Introduction/Background*Detection of pathogenic somatic variants in the exonuclease domain (EDM) of the POLE-gene is of prognostic importance because of the excellent clinical outcomes of POLE-mutated endometrial cancers (EC). It is hypothesised that patients with POLE-mutated EC benefit of treatment de-escalation. Since 8–10% of EC carry a pathogenic POLE-mutation, it is of strong clinical importance to accurately determine the presence of these mutations. In current practice POLE-status can only be determined by DNA-sequencing methods, e.g. Sanger or Next-Generation-Sequencing (NGS). These techniques require a molecular biologist for correct interpretation, are relatively time consuming, not widely available and/or expensive. Due to the long turnaround time, it can be challenging to fit POLE-testing in tight timelines of clinical practice. To overcome this we have developed, and are in the process of validating, a rapid, simple, reliable and low-cost quantitative polymerase-chain-reaction (qPCR) assay for pathogenic POLE-mutations.

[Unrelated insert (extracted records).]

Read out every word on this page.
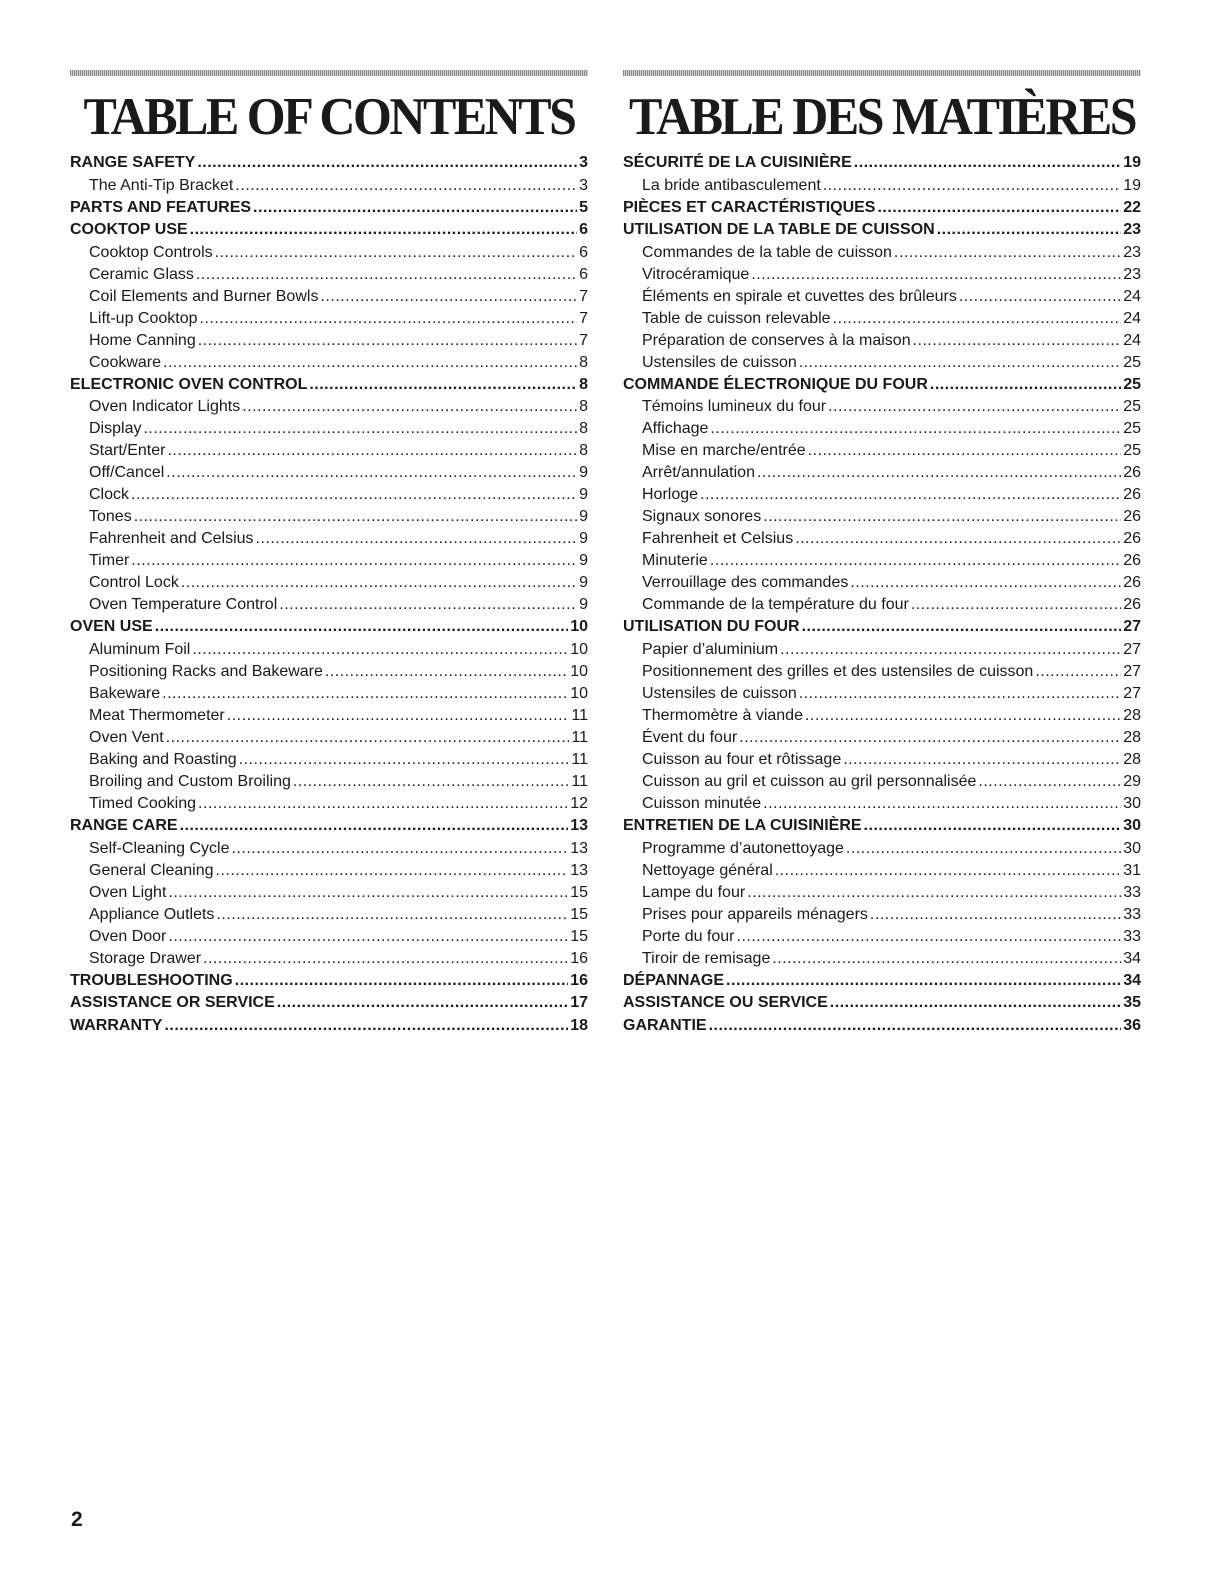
TABLE OF CONTENTS
RANGE SAFETY .....	3
The Anti-Tip Bracket .....	3
PARTS AND FEATURES .....	5
COOKTOP USE .....	6
Cooktop Controls .....	6
Ceramic Glass .....	6
Coil Elements and Burner Bowls .....	7
Lift-up Cooktop .....	7
Home Canning .....	7
Cookware .....	8
ELECTRONIC OVEN CONTROL .....	8
Oven Indicator Lights .....	8
Display .....	8
Start/Enter .....	8
Off/Cancel .....	9
Clock .....	9
Tones .....	9
Fahrenheit and Celsius .....	9
Timer .....	9
Control Lock .....	9
Oven Temperature Control .....	9
OVEN USE .....	10
Aluminum Foil .....	10
Positioning Racks and Bakeware .....	10
Bakeware .....	10
Meat Thermometer .....	11
Oven Vent .....	11
Baking and Roasting .....	11
Broiling and Custom Broiling .....	11
Timed Cooking .....	12
RANGE CARE .....	13
Self-Cleaning Cycle .....	13
General Cleaning .....	13
Oven Light .....	15
Appliance Outlets .....	15
Oven Door .....	15
Storage Drawer .....	16
TROUBLESHOOTING .....	16
ASSISTANCE OR SERVICE .....	17
WARRANTY .....	18
TABLE DES MATIÈRES
SÉCURITÉ DE LA CUISINIÈRE .....	19
La bride antibasculement .....	19
PIÈCES ET CARACTÉRISTIQUES .....	22
UTILISATION DE LA TABLE DE CUISSON .....	23
Commandes de la table de cuisson .....	23
Vitrocéramique .....	23
Éléments en spirale et cuvettes des brûleurs .....	24
Table de cuisson relevable .....	24
Préparation de conserves à la maison .....	24
Ustensiles de cuisson .....	25
COMMANDE ÉLECTRONIQUE DU FOUR .....	25
Témoins lumineux du four .....	25
Affichage .....	25
Mise en marche/entrée .....	25
Arrêt/annulation .....	26
Horloge .....	26
Signaux sonores .....	26
Fahrenheit et Celsius .....	26
Minuterie .....	26
Verrouillage des commandes .....	26
Commande de la température du four .....	26
UTILISATION DU FOUR .....	27
Papier d’aluminium .....	27
Positionnement des grilles et des ustensiles de cuisson .....	27
Ustensiles de cuisson .....	27
Thermomètre à viande .....	28
Évent du four .....	28
Cuisson au four et rôtissage .....	28
Cuisson au gril et cuisson au gril personnalisée .....	29
Cuisson minutée .....	30
ENTRETIEN DE LA CUISINIÈRE .....	30
Programme d’autonettoyage .....	30
Nettoyage général .....	31
Lampe du four .....	33
Prises pour appareils ménagers .....	33
Porte du four .....	33
Tiroir de remisage .....	34
DÉPANNAGE .....	34
ASSISTANCE OU SERVICE .....	35
GARANTIE .....	36
2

Methodology Primer and fluorescence-labelled 5’-nuclease probe-sequences of the five most frequently occurring pathogenic variations within exons 9, 13 and 14 of the POLE EDM have been developed and optimized using DNA extracted from formalin-fixed paraffin-embedded tumour tissues. The simplicity of the design enables POLE-status assessment within 4 hours. Ongoing calibration studies are evaluating the minimal amount and quality of DNA required.

Result(s)*Cut offs for failed, POLE-negative and -positive results were predefined based on 50 POLE-wildtypes and 6 POLE-mutated cases. In the range of uncertainty in between, NGS-testing is recommended. In our first testing set of 115 cases (40 POLE-mutated, 75 POLE-wildtype), two samples failed, (one POLE-mutant, one wildtype) possibly due to low DNA quality. Four samples fell in the range of uncertainty (three POLE-mutant, one wildtype). Almost all POLE-mutants (33/36) were positive with no false-positives. Sensitivity and specificity were 92% (95%CI 83%–100%) and 100%. Post-hoc adjusment of the lower cut-off yielded a sensitivity of 97% (95%CI 92%–100%) and specifity of 100%.

Conclusion*With this qPCR assay we developed a faster and simple alternative for targeted NGS-sequencing of the five most common pathogenic POLE-mutations. The assay–s simplicity in design and methods will make universal low-cost POLE-testing available for all EC patients.